7. Modern Convolutional Neural Networks¶
Now that we understand the basics of wiring together CNNs, we will take you through a tour of modern CNN architectures. In this chapter, each section corresponds to a significant CNN architecture that was at some point (or currently) the base model upon which many research projects and deployed systems were built. Each of these networks was briefly a dominant architecture and many were winners or runners-up in the ImageNet competition, which has served as a barometer of progress on supervised learning in computer vision since 2010.

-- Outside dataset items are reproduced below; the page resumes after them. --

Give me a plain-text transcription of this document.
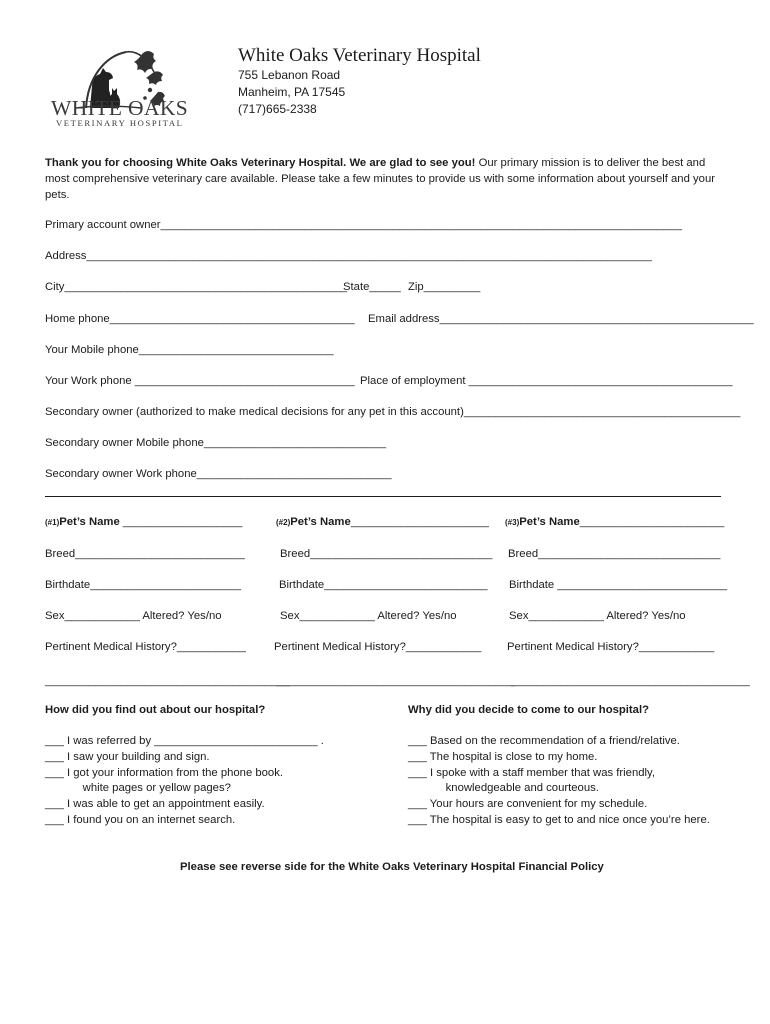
WHITE OAKS
VETERINARY HOSPITAL
White Oaks Veterinary Hospital
755 Lebanon Road
Manheim, PA 17545
(717)665-2338
Thank you for choosing White Oaks Veterinary Hospital. We are glad to see you! Our primary mission is to deliver the best and most comprehensive veterinary care available. Please take a few minutes to provide us with some information about yourself and your pets.
Primary account owner___________________________________________________________________________________
Address__________________________________________________________________________________________
City_____________________________________________
State_____ Zip_________
Home phone_______________________________________ Email address__________________________________________________
Your Mobile phone_______________________________
Your Work phone ___________________________________ Place of employment __________________________________________
Secondary owner (authorized to make medical decisions for any pet in this account)____________________________________________
Secondary owner Mobile phone_____________________________
Secondary owner Work phone_______________________________
(#1)Pet’s Name ___________________
Breed___________________________
Birthdate________________________
Sex____________ Altered? Yes/no
Pertinent Medical History?___________
_______________________________________
(#2)Pet’s Name______________________
Breed_____________________________
Birthdate__________________________
Sex____________ Altered? Yes/no
Pertinent Medical History?____________
______________________________________
(#3)Pet’s Name_______________________
Breed_____________________________
Birthdate ___________________________
Sex____________ Altered? Yes/no
Pertinent Medical History?____________
______________________________________
How did you find out about our hospital?
___ I was referred by __________________________ .
___ I saw your building and sign.
___ I got your information from the phone book.
white pages or yellow pages?
___ I was able to get an appointment easily.
___ I found you on an internet search.
Why did you decide to come to our hospital?
___ Based on the recommendation of a friend/relative.
___ The hospital is close to my home.
___ I spoke with a staff member that was friendly,
knowledgeable and courteous.
___ Your hours are convenient for my schedule.
___ The hospital is easy to get to and nice once you’re here.
Please see reverse side for the White Oaks Veterinary Hospital Financial Policy
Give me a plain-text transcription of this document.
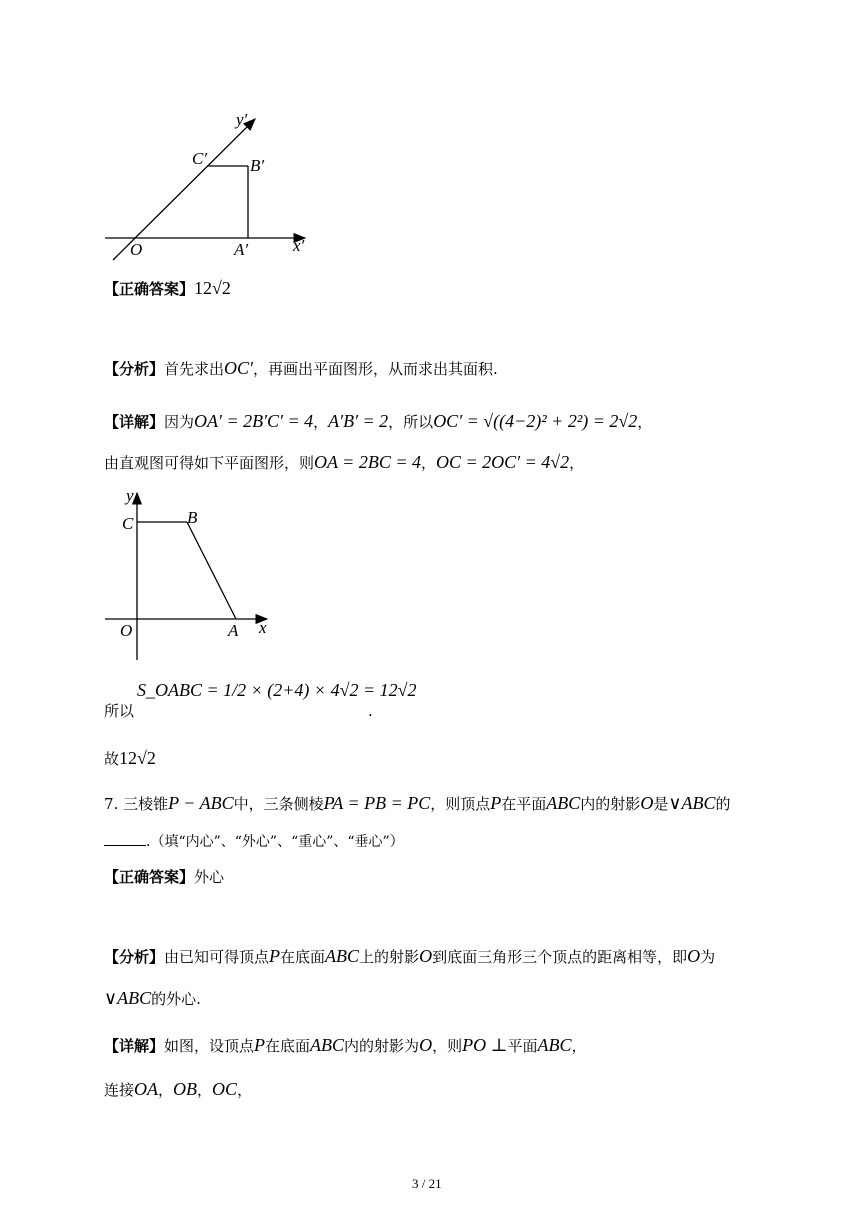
y′
x′
O	A′
B′
C′
【正确答案】12√2
【分析】首先求出OC′，再画出平面图形，从而求出其面积.
【详解】因为OA′ = 2B′C′ = 4，A′B′ = 2，所以OC′ = √((4−2)² + 2²) = 2√2，
由直观图可得如下平面图形，则OA = 2BC = 4，OC = 2OC′ = 4√2，
y
x
O	A
B
C
S_OABC = 1/2 × (2+4) × 4√2 = 12√2
所以	.
故12√2
7. 三棱锥P − ABC中，三条侧棱PA = PB = PC，则顶点P在平面ABC内的射影O是∨ABC的
.（填“内心”、“外心”、“重心”、“垂心”）
【正确答案】外心
【分析】由已知可得顶点P在底面ABC上的射影O到底面三角形三个顶点的距离相等，即O为
∨ABC的外心.
【详解】如图，设顶点P在底面ABC内的射影为O，则PO ⊥平面ABC，
连接OA，OB，OC，
3 / 21
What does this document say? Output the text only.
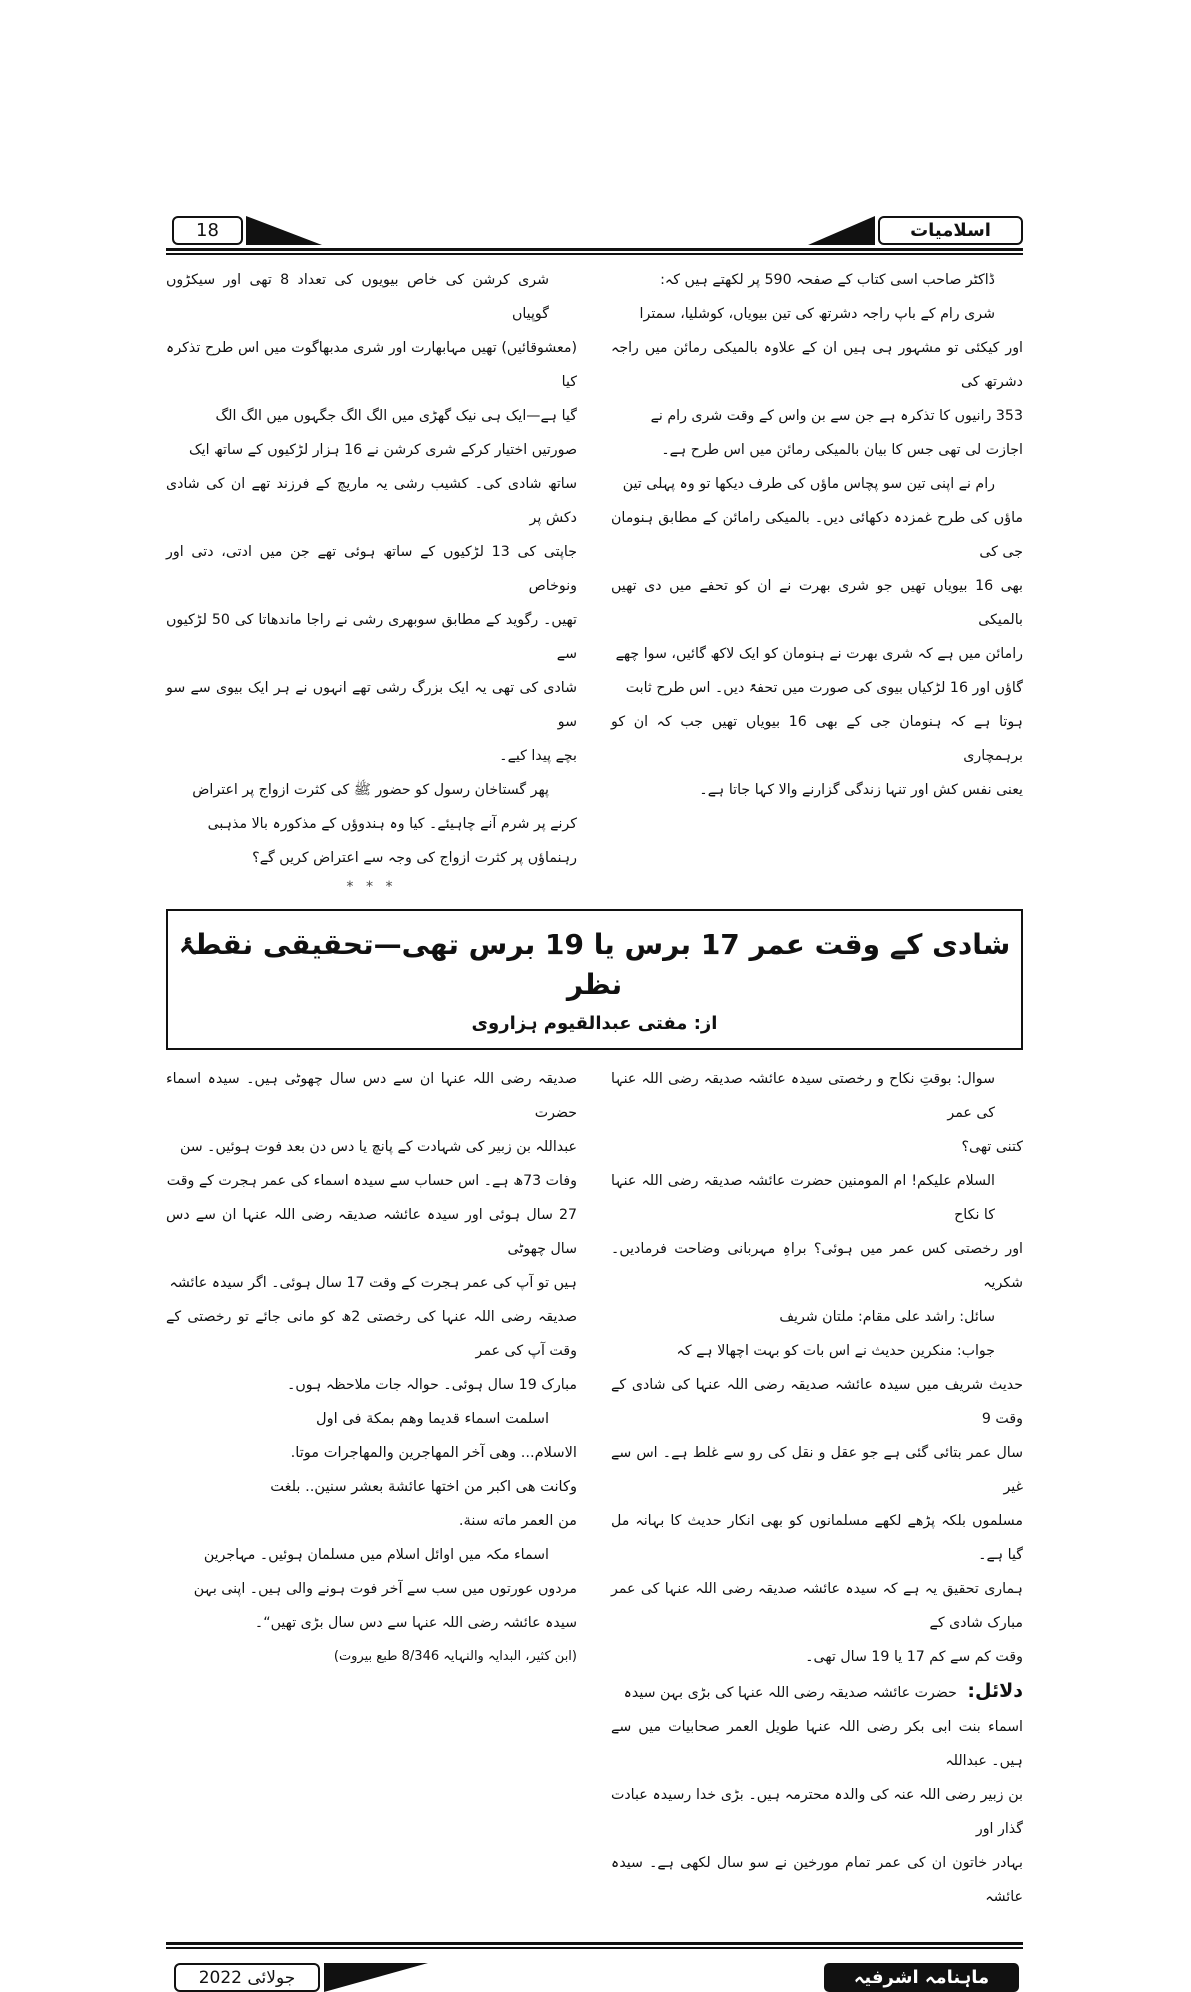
18	اسلامیات
ڈاکٹر صاحب اسی کتاب کے صفحہ 590 پر لکھتے ہیں کہ:
شری رام کے باپ راجہ دشرتھ کی تین بیویاں، کوشلیا، سمترا
اور کیکئی تو مشہور ہی ہیں ان کے علاوہ بالمیکی رمائن میں راجہ دشرتھ کی
353 رانیوں کا تذکرہ ہے جن سے بن واس کے وقت شری رام نے
اجازت لی تھی جس کا بیان بالمیکی رمائن میں اس طرح ہے۔
رام نے اپنی تین سو پچاس ماؤں کی طرف دیکھا تو وہ پہلی تین
ماؤں کی طرح غمزدہ دکھائی دیں۔ بالمیکی رامائن کے مطابق ہنومان جی کی
بھی 16 بیویاں تھیں جو شری بھرت نے ان کو تحفے میں دی تھیں بالمیکی
رامائن میں ہے کہ شری بھرت نے ہنومان کو ایک لاکھ گائیں، سوا چھے
گاؤں اور 16 لڑکیاں بیوی کی صورت میں تحفۃً دیں۔ اس طرح ثابت
ہوتا ہے کہ ہنومان جی کے بھی 16 بیویاں تھیں جب کہ ان کو برہمچاری
یعنی نفس کش اور تنہا زندگی گزارنے والا کہا جاتا ہے۔
شری کرشن کی خاص بیویوں کی تعداد 8 تھی اور سیکڑوں گوپیاں
(معشوقائیں) تھیں مہابھارت اور شری مدبھاگوت میں اس طرح تذکرہ کیا
گیا ہے—ایک ہی نیک گھڑی میں الگ الگ جگہوں میں الگ الگ
صورتیں اختیار کرکے شری کرشن نے 16 ہزار لڑکیوں کے ساتھ ایک
ساتھ شادی کی۔ کشیب رشی یہ ماریچ کے فرزند تھے ان کی شادی دکش پر
جاپتی کی 13 لڑکیوں کے ساتھ ہوئی تھے جن میں ادتی، دتی اور ونوخاص
تھیں۔ رگوید کے مطابق سوبھری رشی نے راجا ماندھاتا کی 50 لڑکیوں سے
شادی کی تھی یہ ایک بزرگ رشی تھے انہوں نے ہر ایک بیوی سے سو سو
بچے پیدا کیے۔
پھر گستاخان رسول کو حضور ﷺ کی کثرت ازواج پر اعتراض
کرنے پر شرم آنے چاہیئے۔ کیا وہ ہندوؤں کے مذکورہ بالا مذہبی
رہنماؤں پر کثرت ازواج کی وجہ سے اعتراض کریں گے؟
* * *
شادی کے وقت عمر 17 برس یا 19 برس تھی—تحقیقی نقطۂ نظر
از: مفتی عبدالقیوم ہزاروی
سوال: بوقتِ نکاح و رخصتی سیدہ عائشہ صدیقہ رضی اللہ عنہا کی عمر
کتنی تھی؟
السلام علیکم! ام المومنین حضرت عائشہ صدیقہ رضی اللہ عنہا کا نکاح
اور رخصتی کس عمر میں ہوئی؟ براہِ مہربانی وضاحت فرمادیں۔ شکریہ
سائل: راشد علی مقام: ملتان شریف
جواب: منکرین حدیث نے اس بات کو بہت اچھالا ہے کہ
حدیث شریف میں سیدہ عائشہ صدیقہ رضی اللہ عنہا کی شادی کے وقت 9
سال عمر بتائی گئی ہے جو عقل و نقل کی رو سے غلط ہے۔ اس سے غیر
مسلموں بلکہ پڑھے لکھے مسلمانوں کو بھی انکار حدیث کا بہانہ مل گیا ہے۔
ہماری تحقیق یہ ہے کہ سیدہ عائشہ صدیقہ رضی اللہ عنہا کی عمر مبارک شادی کے
وقت کم سے کم 17 یا 19 سال تھی۔
دلائل: حضرت عائشہ صدیقہ رضی اللہ عنہا کی بڑی بہن سیدہ
اسماء بنت ابی بکر رضی اللہ عنہا طویل العمر صحابیات میں سے ہیں۔ عبداللہ
بن زبیر رضی اللہ عنہ کی والدہ محترمہ ہیں۔ بڑی خدا رسیدہ عبادت گذار اور
بہادر خاتون ان کی عمر تمام مورخین نے سو سال لکھی ہے۔ سیدہ عائشہ
صدیقہ رضی اللہ عنہا ان سے دس سال چھوٹی ہیں۔ سیدہ اسماء حضرت
عبداللہ بن زبیر کی شہادت کے پانچ یا دس دن بعد فوت ہوئیں۔ سن
وفات 73ھ ہے۔ اس حساب سے سیدہ اسماء کی عمر ہجرت کے وقت
27 سال ہوئی اور سیدہ عائشہ صدیقہ رضی اللہ عنہا ان سے دس سال چھوٹی
ہیں تو آپ کی عمر ہجرت کے وقت 17 سال ہوئی۔ اگر سیدہ عائشہ
صدیقہ رضی اللہ عنہا کی رخصتی 2ھ کو مانی جائے تو رخصتی کے وقت آپ کی عمر
مبارک 19 سال ہوئی۔ حوالہ جات ملاحظہ ہوں۔
اسلمت اسماء قديما وهم بمكة فى اول
الاسلام... وهى آخر المهاجرين والمهاجرات موتا.
وكانت هى اكبر من اختها عائشة بعشر سنين.. بلغت
من العمر ماته سنة.
اسماء مکہ میں اوائل اسلام میں مسلمان ہوئیں۔ مہاجرین
مردوں عورتوں میں سب سے آخر فوت ہونے والی ہیں۔ اپنی بہن
سیدہ عائشہ رضی اللہ عنہا سے دس سال بڑی تھیں“۔
(ابن کثیر، البدایہ والنہایہ 8/346 طبع بیروت)
جولائی 2022	ماہنامہ اشرفیہ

These models include AlexNet, the first large-scale network deployed to beat conventional computer vision methods on a large-scale vision challenge; the VGG network, which makes use of a number of repeating blocks of elements; the network in network (NiN) which convolves whole neural networks patch-wise over inputs; GoogLeNet, which uses networks with parallel concatenations; residual networks (ResNet), which remain the most popular off-the-shelf architecture in computer vision; and densely connected networks (DenseNet), which are expensive to compute but have set some recent benchmarks.
While the idea of deep neural networks is quite simple (stack together a bunch of layers), performance can vary wildly across architectures and hyperparameter choices. The neural networks described in this chapter are the product of intuition, a few mathematical insights, and a whole lot of trial and error. We present these models in chronological order, partly to convey a sense of the history so that you can form your own intuitions about where the field is heading and perhaps develop your own architectures. For instance, batch normalization and residual connections described in this chapter have offered two popular ideas for training and designing deep models.